Right after flameout as the boiled wort cools in the kettle the addition of knock out hops adds a form of aroma that lasts longer when the beer is packaged than typical late hop additions. Hops will continue to isomerize in the kettle until the temperature drops below 170F allowing the wort to absorb more of the volatile hop oils that are otherwise boiled off when added as late hop additions to the boil. When you think about it there are actually 3 forms of adding aroma hops to your beer. The first and probably the best know of the three is by adding hops to the boil with 7 minutes or less left to the boil, second is the addition of hops at knock out and the third is dry hopping. Each of the three methods contribute aroma to the finished beer in different ways and allow us brewers to produce really great tasting beer. I for one have adopted all three methods into my recipes even though my batches of brew rarely survive more than a month.

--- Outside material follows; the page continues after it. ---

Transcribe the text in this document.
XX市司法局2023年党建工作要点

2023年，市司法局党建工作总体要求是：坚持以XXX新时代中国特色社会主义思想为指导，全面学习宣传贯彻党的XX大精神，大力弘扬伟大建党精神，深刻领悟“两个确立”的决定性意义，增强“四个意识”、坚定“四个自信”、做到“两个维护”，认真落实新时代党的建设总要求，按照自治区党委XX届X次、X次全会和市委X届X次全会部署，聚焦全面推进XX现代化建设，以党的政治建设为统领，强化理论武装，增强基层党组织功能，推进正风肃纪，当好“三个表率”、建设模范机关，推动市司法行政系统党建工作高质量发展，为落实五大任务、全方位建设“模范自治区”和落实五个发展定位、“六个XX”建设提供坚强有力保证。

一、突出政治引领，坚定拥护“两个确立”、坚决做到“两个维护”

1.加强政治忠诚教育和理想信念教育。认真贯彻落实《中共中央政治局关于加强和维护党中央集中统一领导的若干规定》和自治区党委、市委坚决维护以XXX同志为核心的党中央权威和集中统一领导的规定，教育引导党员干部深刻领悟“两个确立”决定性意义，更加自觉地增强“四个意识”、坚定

I noticed something that got me thinking a long time ago when I first started decanting my yeast starters, the cold temperatures actually helped the yeast settle out of solution leaving the starter beer on top of the yeast cake crystal clear. This turned out to be more than just another 'beerpiphany' it was actually a proven fact! Let me explain. Over the past few years I've narrowed down my 'go to' yeast strains to just one per year. My goal was to use a yeast strain to ferment my ingredients without leaving it's mark on the finished beer. What I was after was a very clean fermenting yeast that produced as little esters as possible while providing better than average attenuation, oh and did I mention it had to adapt to my brewing environment too?

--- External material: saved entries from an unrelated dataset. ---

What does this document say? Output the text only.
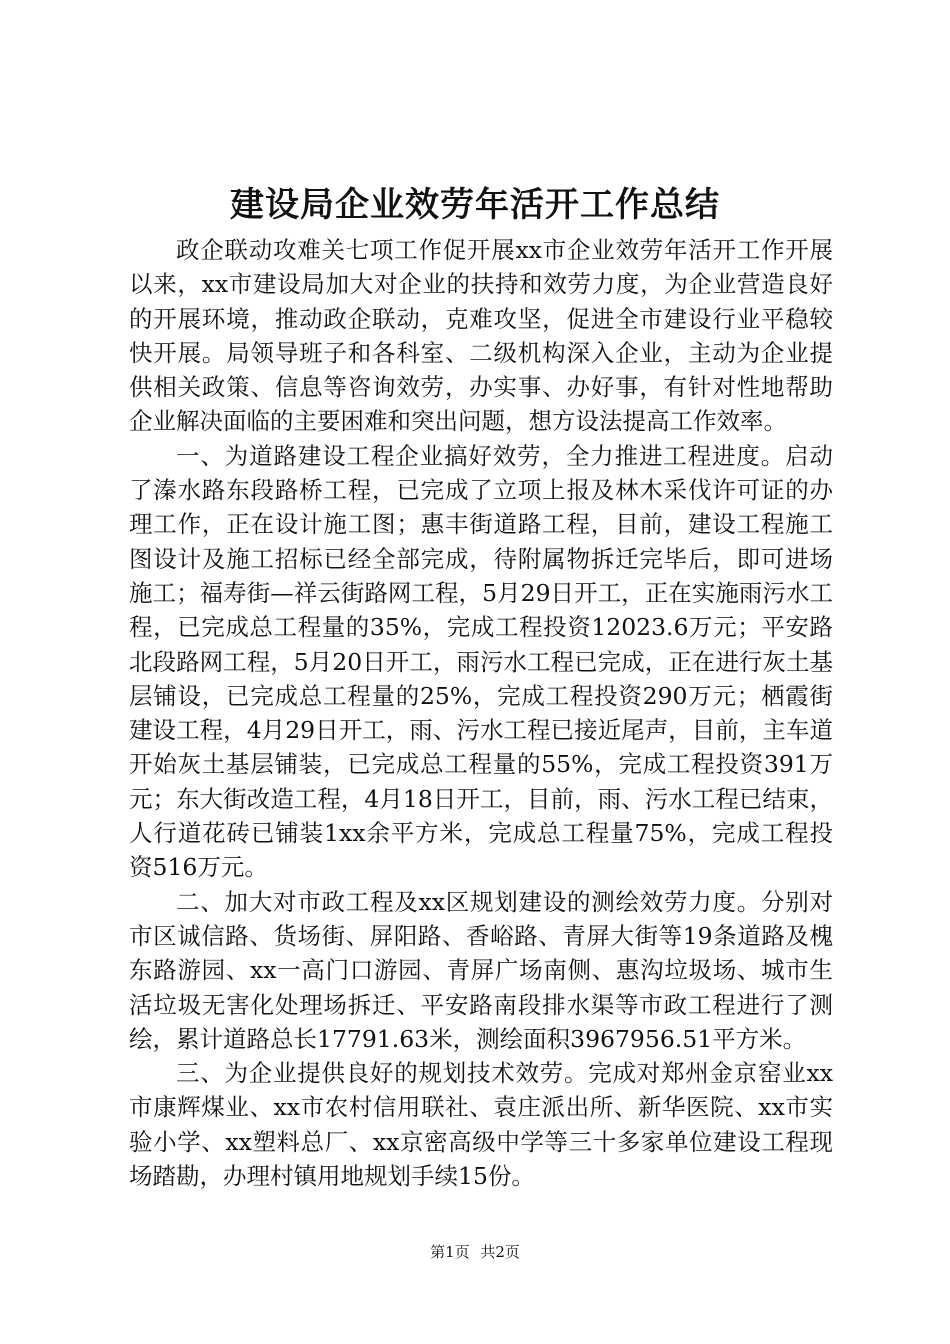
建设局企业效劳年活开工作总结

政企联动攻难关七项工作促开展xx市企业效劳年活开工作开展以来，xx市建设局加大对企业的扶持和效劳力度，为企业营造良好的开展环境，推动政企联动，克难攻坚，促进全市建设行业平稳较快开展。局领导班子和各科室、二级机构深入企业，主动为企业提供相关政策、信息等咨询效劳，办实事、办好事，有针对性地帮助企业解决面临的主要困难和突出问题，想方设法提高工作效率。

一、为道路建设工程企业搞好效劳，全力推进工程进度。启动了溱水路东段路桥工程，已完成了立项上报及林木采伐许可证的办理工作，正在设计施工图；惠丰街道路工程，目前，建设工程施工图设计及施工招标已经全部完成，待附属物拆迁完毕后，即可进场施工；福寿街—祥云街路网工程，5月29日开工，正在实施雨污水工程，已完成总工程量的35%，完成工程投资12023.6万元；平安路北段路网工程，5月20日开工，雨污水工程已完成，正在进行灰土基层铺设，已完成总工程量的25%，完成工程投资290万元；栖霞街建设工程，4月29日开工，雨、污水工程已接近尾声，目前，主车道开始灰土基层铺装，已完成总工程量的55%，完成工程投资391万元；东大街改造工程，4月18日开工，目前，雨、污水工程已结束，人行道花砖已铺装1xx余平方米，完成总工程量75%，完成工程投资516万元。

二、加大对市政工程及xx区规划建设的测绘效劳力度。分别对市区诚信路、货场街、屏阳路、香峪路、青屏大街等19条道路及槐东路游园、xx一高门口游园、青屏广场南侧、惠沟垃圾场、城市生活垃圾无害化处理场拆迁、平安路南段排水渠等市政工程进行了测绘，累计道路总长17791.63米，测绘面积3967956.51平方米。

三、为企业提供良好的规划技术效劳。完成对郑州金京窑业xx市康辉煤业、xx市农村信用联社、袁庄派出所、新华医院、xx市实验小学、xx塑料总厂、xx京密高级中学等三十多家单位建设工程现场踏勘，办理村镇用地规划手续15份。

第1页 共2页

Cold Crashing And Clearer Beer In 3 Days
The colder beer temperatures tell the yeast 'hey it's time to settle out and go dormant for a while' so they suck up as many fermentation precursors as possible and store them away to use as energy when and if they wake up again. What this means to a brewer is that hey my beer is tasting extremely crisp and clean lately, and life is good. With a healthy pitch of yeast my fermentations are typically finished within a week and a tell tale fermentation ring is left on the inside of the fermentors, usually about 2 to 3 inches wide. By dry hopping the beer for another week the yeast are sure to have enough time to absorb nutrients they need and in the process cleanup after themselves any precursors that otherwise would influence the taste and flavor of the finished beer. Now on top of all that flavor cleanup that the yeast cells have done to the beer putting the fermentor in the refrigerator will get those yeast cells to drop out of suspension too and settle out on the very bottom of the fermentor where they'll stay put when we package our beer. Of course the other additional benefit to cold crashing the fermentor is when we package our beer in kegs for force carbonating since the colder beer will absorb Co2 quicker making it easier to carbonate too.

Summing It Up

Well there you have it, my complete recipe and brewing process from grain crush to glass. To sum it all up and put a nice bow on this post think quality ingredients, boil and knock out additions, good yeast management, fast and furious fermentations, dry hopping and conditioning, because they all lead up to that perfect pour that keeps you and everyone else coming back for more.


  1. Can I assume the recipe is for 5 gallons?

  2. You are correct, the published recipe above is for a 5 gallon batch. I'm halfway through my latest batch and loving it. The alcohol content is pretty high and the beer is remarkably drinkable, drink responsibly.